Abdelkader Benali
My Mother’s Voice (De stem van mijn moeder)
The migrant’s leap into the dark
In De stem van mijn moeder (My Mother’s Voice) Abdelkader Benali returns to his roots and his discovery of literature when twenty-years old. Literature was to shape his life. As in Bruiloft aan zee (Wedding by the Sea), the cheerful, quirky debut written in 1995 which was successful all over Europe, his new novel – written in an exuberant mix of styles and influences – tells a story which reaches a resounding climax.
‘I was a dodo who tried to fly to paradise to lay an egg,’ says the protagonist of De stem van mijn moeder, a successful young photographer. It’s a wonderful picture of his creator, Abdelkader Benali, a cosmopolitan writer whose illiterate parents emigrated from Morocco to The Netherlands. Benali is that dodo.
The photographer is recalled to his parental house in Rotterdam where his mother is seriously ill. She has not spoken for years, eating, drinking and praying in silence. When her son gets to speak on the phone not only to his desperate father, but to his mother too, he knows that he needs to go home – ‘She says something. Calls me by my name. She talks to me in that soft, calm voice which has faded from my memory. Her voice, which could always make me do whatever she wanted.’

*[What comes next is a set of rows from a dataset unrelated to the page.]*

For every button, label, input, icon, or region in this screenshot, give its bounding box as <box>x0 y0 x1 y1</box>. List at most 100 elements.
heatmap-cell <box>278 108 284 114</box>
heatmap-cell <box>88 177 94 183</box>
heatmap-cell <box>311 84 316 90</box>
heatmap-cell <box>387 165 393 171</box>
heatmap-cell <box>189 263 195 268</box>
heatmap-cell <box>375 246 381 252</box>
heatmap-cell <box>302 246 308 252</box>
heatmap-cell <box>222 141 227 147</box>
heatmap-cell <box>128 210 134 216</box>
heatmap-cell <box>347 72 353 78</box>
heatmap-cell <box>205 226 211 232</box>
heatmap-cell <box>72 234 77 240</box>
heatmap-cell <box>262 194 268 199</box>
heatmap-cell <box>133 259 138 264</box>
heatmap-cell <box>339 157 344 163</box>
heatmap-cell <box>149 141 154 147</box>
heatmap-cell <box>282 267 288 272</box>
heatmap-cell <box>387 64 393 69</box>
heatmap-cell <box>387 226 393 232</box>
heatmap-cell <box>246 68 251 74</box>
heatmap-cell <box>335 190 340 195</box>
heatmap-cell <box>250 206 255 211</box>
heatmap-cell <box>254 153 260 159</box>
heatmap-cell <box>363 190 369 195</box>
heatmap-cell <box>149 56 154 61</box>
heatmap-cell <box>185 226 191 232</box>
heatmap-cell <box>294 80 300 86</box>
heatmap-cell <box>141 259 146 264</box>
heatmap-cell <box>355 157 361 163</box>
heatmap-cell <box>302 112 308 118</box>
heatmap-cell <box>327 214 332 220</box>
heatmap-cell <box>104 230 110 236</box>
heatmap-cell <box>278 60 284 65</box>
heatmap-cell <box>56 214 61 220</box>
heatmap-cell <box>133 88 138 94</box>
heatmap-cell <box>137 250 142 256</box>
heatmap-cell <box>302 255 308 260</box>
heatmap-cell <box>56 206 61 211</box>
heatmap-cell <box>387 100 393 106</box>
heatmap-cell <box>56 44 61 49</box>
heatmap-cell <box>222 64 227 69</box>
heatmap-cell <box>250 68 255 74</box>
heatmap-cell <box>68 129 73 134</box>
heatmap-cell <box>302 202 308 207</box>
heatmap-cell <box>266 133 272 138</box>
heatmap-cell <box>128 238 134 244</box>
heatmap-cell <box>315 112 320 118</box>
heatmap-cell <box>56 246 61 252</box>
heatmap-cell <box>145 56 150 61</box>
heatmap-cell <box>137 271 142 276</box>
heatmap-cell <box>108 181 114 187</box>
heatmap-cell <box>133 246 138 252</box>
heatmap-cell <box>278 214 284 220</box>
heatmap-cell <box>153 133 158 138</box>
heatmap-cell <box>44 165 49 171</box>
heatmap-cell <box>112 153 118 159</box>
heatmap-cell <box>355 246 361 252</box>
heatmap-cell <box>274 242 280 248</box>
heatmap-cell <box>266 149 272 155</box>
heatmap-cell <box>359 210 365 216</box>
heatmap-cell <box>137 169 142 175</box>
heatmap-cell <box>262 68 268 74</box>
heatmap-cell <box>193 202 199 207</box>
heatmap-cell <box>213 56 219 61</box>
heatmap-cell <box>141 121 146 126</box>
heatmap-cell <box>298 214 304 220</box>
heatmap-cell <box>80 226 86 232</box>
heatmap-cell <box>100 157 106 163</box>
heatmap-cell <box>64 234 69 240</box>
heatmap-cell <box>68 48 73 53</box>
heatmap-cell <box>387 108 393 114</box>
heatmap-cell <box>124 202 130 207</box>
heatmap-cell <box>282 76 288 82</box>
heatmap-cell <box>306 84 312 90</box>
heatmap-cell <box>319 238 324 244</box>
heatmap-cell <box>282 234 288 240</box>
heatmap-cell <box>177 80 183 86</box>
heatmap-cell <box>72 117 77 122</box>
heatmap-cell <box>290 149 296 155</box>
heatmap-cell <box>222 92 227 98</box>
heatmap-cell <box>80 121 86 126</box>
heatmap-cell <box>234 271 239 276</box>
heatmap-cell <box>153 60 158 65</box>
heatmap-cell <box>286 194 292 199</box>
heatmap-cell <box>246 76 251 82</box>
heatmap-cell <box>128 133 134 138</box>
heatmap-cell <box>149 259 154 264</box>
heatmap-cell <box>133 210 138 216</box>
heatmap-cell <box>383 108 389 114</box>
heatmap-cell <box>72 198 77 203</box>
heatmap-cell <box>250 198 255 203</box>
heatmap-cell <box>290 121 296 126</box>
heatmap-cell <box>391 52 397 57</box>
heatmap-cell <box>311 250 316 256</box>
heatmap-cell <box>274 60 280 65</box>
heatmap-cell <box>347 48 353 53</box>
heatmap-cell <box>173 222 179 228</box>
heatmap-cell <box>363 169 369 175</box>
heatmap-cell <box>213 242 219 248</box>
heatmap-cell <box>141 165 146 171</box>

At home, it slowly becomes clear why the mother was silent for so long: her son had a twin (‘like the two wings of a butterfly’), who had died in a tragic accident in Morocco when still very young. What happened is gradually revealed by a report the dead boy had written for his Dutch teacher about a journey in a yellow Mercedes 200 D with his parents, his brother and a ten-kilo jar of peanut butter – ‘It’s three thousand kilometres to Morocco, you said, but that I knew. Rotterdam-Antwerp-Paris-Bilbao-Madrid-Málaga-Melilla, and you’re there. Since you’ve asked me, I’m happy to write about our journey to grandma, grandpa and the horse with the long willy when it wants to pee.’
That ill-fated journey led to his death, made the father unhappy, rendered the mother dumb and made his twin brother, the future photographer, flee the house, which is filled with guilt and resentment. The tragic story is a metaphor for the leap into the dark which migrants make in order to succeed in a new world. Or in order to return from the new world to the old.
Some, like the young photographer, much in demand for quality work, apparently succeed. And yet the photographer cannot commit to his wife and sons, also twins. Others, with identical qualifications, fail hopelessly. Abdelkader Benali’s De stem van mijn moeder exposes, without cliché, without being predictable, the painful inner conflict and tragic fate of migrant children and their parents – ‘Migration has scattered us across this continent like poppy seeds on the stale bread that is Europe. We come together to play an imaginary drum, sing songs of the olden days and reminisce. Oblivion kills the heart of the migrant. If his children forget him, the migration monster will have consumed every scrap of his being.’
Publisher
De Arbeiderspers
Herengracht 370-372
NL - 1016 CH Amsterdam
TEL. +31 20 524 75 00
FAX +31 20 622 49 37
E-mail: [email protected]
Website: www.arbeiderspers.nl
Publishing details
De stem van mijn moeder (2009, 224 pp)

Biography
Abdelkader Benali (b. 1975) wrote his debut, Bruiloft aan zee (Wedding by the Sea, 1996), aged 21. This astonishing novel, about a Dutch Moroccan who goes back to his home country in search of his sister’s deserted bridegroom, received the Geertjan Lubberhuizen Prize. Benali was awarded the Libris Literature Prize for his second novel, De langverwachte (The Long-Awaited, 2002). He has since published the novels Laat het morgen mooi weer zijn (Let Tomorrow Be Fine, 2005) and Feldman en ik (Feldman and I, 2006). He also writes plays and occasional pieces of journalism. In 2005, with the historian Herman Obdeijn, he published Marokko door Nederlandse ogen 1605-2005 (Morocco Through Dutch Eyes 1605-2005).
Quotes
A beautifully narrated account of a fear of commitment, letting go and growing up, cast in a Cain and Abel mould of two competing brothers.
De Telegraaf
The new novel by Abdelkader Benali responds to the question of what it is like to belong to the first or second generation of immigrant workers.